I watched the SL games several times each and would ISO on a player and in watching Batum play I was very encouraged even though he missed a lot of shot on offense. He was in fact learning the NBA game and I thought them we were underestimating him if he could begin to be more consistent with his shot. He is not that much of a supprise to me as some. He is however picking up the game much more rapidly than I thought he would. Shows his BB IQ. He is going to be a very valuable player for Portland this year and into the future. He certainly reminds me of Tayshawn Prince. 

g


----------



## mgb (Jun 26, 2004)

Utherhimo said:


> if Batum starts over Outlaw....look for outlaw to request a trade.


Outlaw said he would rather come off the bench because he is the main go to guy so it's easier for him to prepare to play so I don't see why he'd ask to be traded.


----------



## Utherhimo (Feb 20, 2005)

cus he might not get his shots


----------



## sportsnut1975 (Jul 6, 2006)

Travis will get fewer shots as a starter. He did mention this summer he want to start. He just doesn't seem like the same player when he starts.

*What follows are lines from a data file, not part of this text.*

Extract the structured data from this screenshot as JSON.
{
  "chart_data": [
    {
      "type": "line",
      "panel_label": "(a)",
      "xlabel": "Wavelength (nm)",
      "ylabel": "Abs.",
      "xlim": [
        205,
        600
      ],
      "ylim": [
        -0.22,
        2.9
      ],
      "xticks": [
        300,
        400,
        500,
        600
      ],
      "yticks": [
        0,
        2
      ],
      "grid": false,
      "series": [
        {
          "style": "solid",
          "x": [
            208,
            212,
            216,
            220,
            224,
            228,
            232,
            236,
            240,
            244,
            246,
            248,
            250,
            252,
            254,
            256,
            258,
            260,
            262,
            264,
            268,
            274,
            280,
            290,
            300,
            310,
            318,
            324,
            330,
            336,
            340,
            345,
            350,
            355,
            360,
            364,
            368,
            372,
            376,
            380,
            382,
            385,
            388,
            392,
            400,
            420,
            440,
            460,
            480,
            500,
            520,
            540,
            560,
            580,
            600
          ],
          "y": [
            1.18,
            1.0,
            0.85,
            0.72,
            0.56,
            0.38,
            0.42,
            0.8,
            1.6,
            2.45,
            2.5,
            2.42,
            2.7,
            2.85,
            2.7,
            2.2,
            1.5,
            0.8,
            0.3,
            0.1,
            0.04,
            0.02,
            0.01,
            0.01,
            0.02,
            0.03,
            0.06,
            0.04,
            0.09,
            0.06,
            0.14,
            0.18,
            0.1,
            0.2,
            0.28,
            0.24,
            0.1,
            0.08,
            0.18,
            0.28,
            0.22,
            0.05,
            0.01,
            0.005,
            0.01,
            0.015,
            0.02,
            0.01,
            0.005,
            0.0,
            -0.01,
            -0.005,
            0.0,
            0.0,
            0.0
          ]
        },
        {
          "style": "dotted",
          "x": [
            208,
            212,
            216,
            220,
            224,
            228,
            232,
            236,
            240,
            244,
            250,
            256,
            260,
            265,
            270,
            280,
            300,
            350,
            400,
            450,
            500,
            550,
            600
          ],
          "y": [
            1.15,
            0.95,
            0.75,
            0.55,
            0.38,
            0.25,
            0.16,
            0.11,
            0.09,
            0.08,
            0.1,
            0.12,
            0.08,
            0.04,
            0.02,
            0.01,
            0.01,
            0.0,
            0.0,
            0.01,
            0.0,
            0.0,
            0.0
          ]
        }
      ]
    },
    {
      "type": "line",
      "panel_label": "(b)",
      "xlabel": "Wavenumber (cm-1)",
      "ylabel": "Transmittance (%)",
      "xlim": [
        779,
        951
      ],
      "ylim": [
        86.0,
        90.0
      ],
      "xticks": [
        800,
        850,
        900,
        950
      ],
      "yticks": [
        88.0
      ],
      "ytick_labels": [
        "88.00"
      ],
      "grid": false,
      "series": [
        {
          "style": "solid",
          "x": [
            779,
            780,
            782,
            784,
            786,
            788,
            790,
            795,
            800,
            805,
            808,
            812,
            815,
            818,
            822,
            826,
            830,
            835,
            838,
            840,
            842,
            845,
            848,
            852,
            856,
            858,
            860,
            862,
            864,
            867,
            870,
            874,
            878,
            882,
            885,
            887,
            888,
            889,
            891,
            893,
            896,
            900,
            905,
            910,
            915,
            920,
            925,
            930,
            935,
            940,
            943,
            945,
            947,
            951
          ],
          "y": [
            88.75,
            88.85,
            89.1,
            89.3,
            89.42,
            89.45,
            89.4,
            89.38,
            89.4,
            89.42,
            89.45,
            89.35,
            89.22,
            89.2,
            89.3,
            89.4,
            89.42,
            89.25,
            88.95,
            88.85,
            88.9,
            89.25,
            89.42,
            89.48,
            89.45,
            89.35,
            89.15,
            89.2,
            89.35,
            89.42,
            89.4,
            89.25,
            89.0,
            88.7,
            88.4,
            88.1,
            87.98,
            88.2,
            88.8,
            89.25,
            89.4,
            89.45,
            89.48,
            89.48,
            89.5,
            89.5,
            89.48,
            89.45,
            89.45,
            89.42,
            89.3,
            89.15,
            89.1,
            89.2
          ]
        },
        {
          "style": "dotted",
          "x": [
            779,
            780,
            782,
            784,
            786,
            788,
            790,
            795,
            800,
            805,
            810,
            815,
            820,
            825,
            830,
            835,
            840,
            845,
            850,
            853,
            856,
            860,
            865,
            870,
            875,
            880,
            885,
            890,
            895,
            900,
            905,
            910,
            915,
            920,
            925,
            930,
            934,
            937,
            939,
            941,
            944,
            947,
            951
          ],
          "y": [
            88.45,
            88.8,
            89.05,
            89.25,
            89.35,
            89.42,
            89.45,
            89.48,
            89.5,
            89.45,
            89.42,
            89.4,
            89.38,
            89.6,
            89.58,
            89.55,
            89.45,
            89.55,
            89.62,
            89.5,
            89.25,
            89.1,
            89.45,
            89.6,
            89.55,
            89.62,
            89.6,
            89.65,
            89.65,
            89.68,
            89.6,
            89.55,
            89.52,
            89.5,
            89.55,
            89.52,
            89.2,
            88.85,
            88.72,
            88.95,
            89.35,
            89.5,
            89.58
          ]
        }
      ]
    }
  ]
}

I would not be surprised if he asks for a trade if Batum starts over him.


----------



## PorterIn2004 (Jan 1, 2003)

NewAgeBaller said:


> Just to be clear, is his name pronounced Bu-toom?


Ba-TOOM, with accent on the second syllable.


----------



## mgb (Jun 26, 2004)

sportsnut1975 said:


> Travis will get fewer shots as a starter. He did mention this summer he want to start. He just doesn't seem like the same player when he starts. *I would not be surprised if he asks for a trade if Batum starts over him.*


Travis seems to feel differently



> Travis could (start) there, but I still think Travis is best coming off the bench," McMillan said. "The only reason I will consider Travis starting is seeing whether that can get him going quicker."
> 
> As it turns out, Outlaw says the tactic of him starting actually has the opposite effect on him.
> 
> "With the second unit, I feel like 'Ooh, I got to be aggressive,' " Outlaw said. "But with the first unit you can let your game come to you and feed off the other players like Greg (Oden), Brandon and LaMarcus (Aldridge). Then I just sit over there and wait to hit that corner two. But with the second unit, I need to come ready to play. It's whatever the team needs," Outlaw said. *"If Nate says he needs me off the bench, that's OK. I ain't got no problem with that."*


----------



## NewAgeBaller (Jan 8, 2007)

PorterIn2004 said:


> Ba-TOOM, with accent on the second syllable.


Aightt thanks.


----------